Who is Killing the Great Capes of Heropa(68)
After that the connection went dead. Jack sat on the edge of the bed, wearing green-and-white checked pyjamas, mulling over what he’d awoken to while he quickly rubbed sleep from his eyes.
He didn’t go collect the others. The Equalizer flew solo, taking a lonesome yellow cab downtown, paying, and climbing out of his suit in a back alley. Didn’t want to get the thing dirty, so he wrapped it in two vinyl bags and tucked the package carefully under a gap in the fence.
Mask on, Jack guessed he was ready. Going it alone sounded stupid, but if Louise were involved he had no choice — something to do with the reckless things one gets up to in the name of love or infatuation or whatever it was they had between them.
Next door to the Hotel Excelsior, the Monarch Theatre was a huge, glitzy hall that’d seen better days, but still looked a million bucks. There were art-deco details highlighted in silver against black tiles and a lighted diamond sitting atop a single tower.
On the marquee out the front was a poster of a vampish girl in fishnets promoting some musical called Footlight Frenzy, but at three a.m. the place was closed to business.
Down a narrow side street that ran alongside the theatre was parked a fancy silver, hard-top 1937 Saoutchik Hispano-Suiza H6C ‘Xenia’ Streamliner, looking more like an airplane than a car since it was commissioned by André Dubonnet — a World War I fighter pilot and heir to the Dubonnet aperitif and cognac business — with styling done by aerodynamics expert Jean Andreau.
Near that, some fool had kindly left a side door unlocked.
It was dark inside, but minor illumination here and there allowed Jack to see.
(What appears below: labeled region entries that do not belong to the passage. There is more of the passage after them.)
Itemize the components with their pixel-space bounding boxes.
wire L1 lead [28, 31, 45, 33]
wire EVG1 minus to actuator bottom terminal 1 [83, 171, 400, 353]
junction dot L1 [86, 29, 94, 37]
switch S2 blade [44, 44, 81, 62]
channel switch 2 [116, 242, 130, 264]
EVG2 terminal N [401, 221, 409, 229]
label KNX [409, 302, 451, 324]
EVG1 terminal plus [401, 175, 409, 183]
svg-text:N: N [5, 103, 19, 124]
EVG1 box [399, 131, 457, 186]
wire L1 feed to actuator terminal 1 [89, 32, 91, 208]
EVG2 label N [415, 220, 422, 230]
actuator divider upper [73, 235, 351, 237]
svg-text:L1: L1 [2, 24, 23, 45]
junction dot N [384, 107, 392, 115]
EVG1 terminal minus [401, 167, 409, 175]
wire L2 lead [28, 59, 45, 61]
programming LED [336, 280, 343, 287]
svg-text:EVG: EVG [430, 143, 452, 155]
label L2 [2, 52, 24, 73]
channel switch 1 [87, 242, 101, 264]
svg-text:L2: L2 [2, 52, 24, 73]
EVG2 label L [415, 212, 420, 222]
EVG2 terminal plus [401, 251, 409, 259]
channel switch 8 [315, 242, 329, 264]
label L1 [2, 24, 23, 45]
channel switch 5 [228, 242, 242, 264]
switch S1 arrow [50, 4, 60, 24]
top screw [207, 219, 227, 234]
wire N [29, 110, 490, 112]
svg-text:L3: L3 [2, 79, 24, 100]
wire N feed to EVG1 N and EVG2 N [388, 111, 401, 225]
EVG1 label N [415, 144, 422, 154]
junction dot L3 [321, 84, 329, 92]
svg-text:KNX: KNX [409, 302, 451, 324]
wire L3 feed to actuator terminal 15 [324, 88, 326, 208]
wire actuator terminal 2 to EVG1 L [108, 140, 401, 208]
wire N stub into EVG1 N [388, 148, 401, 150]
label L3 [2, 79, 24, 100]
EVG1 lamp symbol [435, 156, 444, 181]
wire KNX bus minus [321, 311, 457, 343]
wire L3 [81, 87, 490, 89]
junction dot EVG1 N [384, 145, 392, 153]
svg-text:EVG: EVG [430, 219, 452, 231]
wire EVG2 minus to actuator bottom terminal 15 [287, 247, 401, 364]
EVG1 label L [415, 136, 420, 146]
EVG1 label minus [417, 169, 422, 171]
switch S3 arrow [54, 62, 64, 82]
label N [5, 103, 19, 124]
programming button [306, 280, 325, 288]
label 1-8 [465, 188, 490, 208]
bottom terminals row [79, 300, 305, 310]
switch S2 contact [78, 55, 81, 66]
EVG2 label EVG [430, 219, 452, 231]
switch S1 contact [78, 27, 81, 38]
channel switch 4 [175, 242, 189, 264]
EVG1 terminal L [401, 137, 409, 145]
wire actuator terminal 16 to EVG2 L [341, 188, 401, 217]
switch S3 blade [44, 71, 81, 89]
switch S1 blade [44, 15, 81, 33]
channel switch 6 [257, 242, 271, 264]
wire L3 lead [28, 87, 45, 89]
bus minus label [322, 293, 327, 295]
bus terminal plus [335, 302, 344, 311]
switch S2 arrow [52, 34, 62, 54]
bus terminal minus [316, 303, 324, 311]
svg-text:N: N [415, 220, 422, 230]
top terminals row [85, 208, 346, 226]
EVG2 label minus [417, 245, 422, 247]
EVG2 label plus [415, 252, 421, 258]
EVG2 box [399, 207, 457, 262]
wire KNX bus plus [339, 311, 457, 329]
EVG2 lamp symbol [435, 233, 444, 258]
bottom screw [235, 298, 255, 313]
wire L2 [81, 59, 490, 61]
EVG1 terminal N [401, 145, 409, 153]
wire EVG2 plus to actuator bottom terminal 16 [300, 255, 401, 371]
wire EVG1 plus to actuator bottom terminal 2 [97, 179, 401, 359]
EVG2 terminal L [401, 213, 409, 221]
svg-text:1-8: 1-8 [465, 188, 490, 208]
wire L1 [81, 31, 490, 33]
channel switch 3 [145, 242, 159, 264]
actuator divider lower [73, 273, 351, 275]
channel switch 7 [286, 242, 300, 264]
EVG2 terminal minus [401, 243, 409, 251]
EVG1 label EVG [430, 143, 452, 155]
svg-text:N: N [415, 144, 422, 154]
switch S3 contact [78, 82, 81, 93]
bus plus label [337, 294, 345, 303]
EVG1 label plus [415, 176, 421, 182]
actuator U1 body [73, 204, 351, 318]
He wandered into the central aisle of an auditorium likely to seat a thousand. After scanning the shadows, he then strolled slowly toward the stage. Like the phone call, none of this rang right at all. He’d just reached the orchestra pit when there was a loud clapping sound and two spotlights switched on somewhere far above — one highlighting him, the other the stage.
There were three people on a podium, soaking up the illumination. One of them he recognized — Prima Ballerina.
Beside her was a tall, Teutonic-looking male bodybuilder in a tight jumpsuit, with flaxen curls shaped in a Prince Valiant cut, a coiled whip at the right hip, and a large Nazi swastika on his chest.
Rounding out this posse was a wiry guy wearing an olive-green, mid-twentieth-century communist army uniform, drab as dust. He had his cap down over his eyes and a tight brown belt around the waist — could’ve been Cuban or North Korean, for all Jack was able to tell.
Behind them were a painted set and a few props that looked like they described a rural medieval hamlet in Bavaria.
The Nazi clearly aspired to be ringleader. He stepped forward with a self-satisfied mien and poked a big handgun, something like a German Mauser, in Jack’s direction — using the flag on his costume as a bull’s-eye.
“Make no sudden move. Stand as still as the wind.”
The man said this with a cartoon-cut-out inflection that predictably made his Vs sound like Ws and Fs —‘move’ became ‘moof’ and ‘wind’ segued into ‘vind’. It was also inconsistent, like he forgot to persist with the charade.
“The wind is still?” asked the Communist, with far better pronunciation, over the shoulder of his Kraut accomplice.
The Mauser dipped a few inches. “Hush, General Ching.” Then the pistol bounced back up. “I am Baron von Gatz. No doubt you have heard tell of me. The estimable Southern Cross, I presume?”
“Bingo. You’ll get extra gold stars from teacher for that quip.”
“Another smartarse,” sighed von Gatz’s henchman.
Jack noticed the Communist was hefting an assault rifle he’d never before had the pleasure of meeting. While taking a leaf out of the AK-47 design manual — there was a long, curving magazine beneath — this particular hardware was far from pretty.
“A simple bullet in the head will end the shenanigans,” added the man toting the eyesore.
“Donnerwetter! I said be quiet!” hissed von Gatz in a voice anyone could hear a mile off. His jaw muscles momentarily bulged, and then the Nazi took up a confident pose and even louder bluster. “Nein, General Ching. My way is far more complicated, time-consuming, und thereby…rewarding.”
“For whom?”
“For myself, of course.”
“Ingrate,” the other man sneered.
“Buffoon.”
Jack fought off a yawn. His watch said three-thirty — what did they expect? “Whenever you boys are ready.”
“Liberty-loving schwein,” said Baron von Gatz, apparently having returned his attention to the Equalizer since Jack couldn’t picture General Ching being a liberty-loving anything, “your ultimate fate is assured!”